I have no statistics, but I am sure that more people knew Superman from radio than newspapers, and I know for sure that more knew him from radio than comics. Remember- radio, not comics, introduced Kryptonite, Jimmy Olsen, and Perry White, not to mention “Look! Up in the sky!”  Comics took their lead from radio.

superman1LG

Alex Ross art

We think of Superman as a comic book hero today, but although he started in comics, it was nothing to be proud of back then. Comics from the OTR era today fetch good money, but there was no collector’s market back then. Comic books were routinely tossed around, stuffed in back pockets, buried in backyards, and not one person thought you could sell them for big money someday.  In fact, that would have been a laughable idea. Comics began as cheap reprints. Reprints of newspaper comics. While decades later gorgeous artwork from the likes of Alex Ross would grace comic covers, Jack “King” Kirby and Will Eisner were  a couple of decades away from becoming comic superstars. Even in the era when Captain Marvel was selling 1.3 million copies each month, far more than Superman, comics were looked down upon, far more than they are today. (By comparison, last month’s Superman Unchained sold 165,754 copies. That’s about 1.15 million fewer than Captain Marvel. This in an era when comics are acknowledged as art and literature!) And lurking ahead in the next decade, Fredric Wertham was ready totally wipe out comics. He nearly did, too.

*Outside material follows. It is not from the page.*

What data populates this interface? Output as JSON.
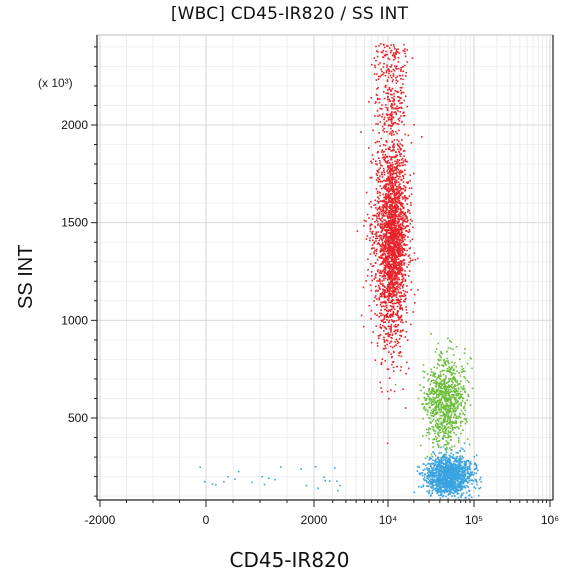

Just as an aside, in terms of movies, the Superman serial had not quite hit, though the amazing Fleischer cartoons were in theaters, and TV? No George Reeve show yet.

OTR-era giveaway

OTR-era giveaway

So from one line of promotion at the end of an episode of Superman, you can extrapolate a whole vision of society, and contrast it to the realities of today. Superman has outlasted his radio and newspaper roots, and he’s likely to outlive his comic book history too. Chalk one up for truth, justice, and the American way.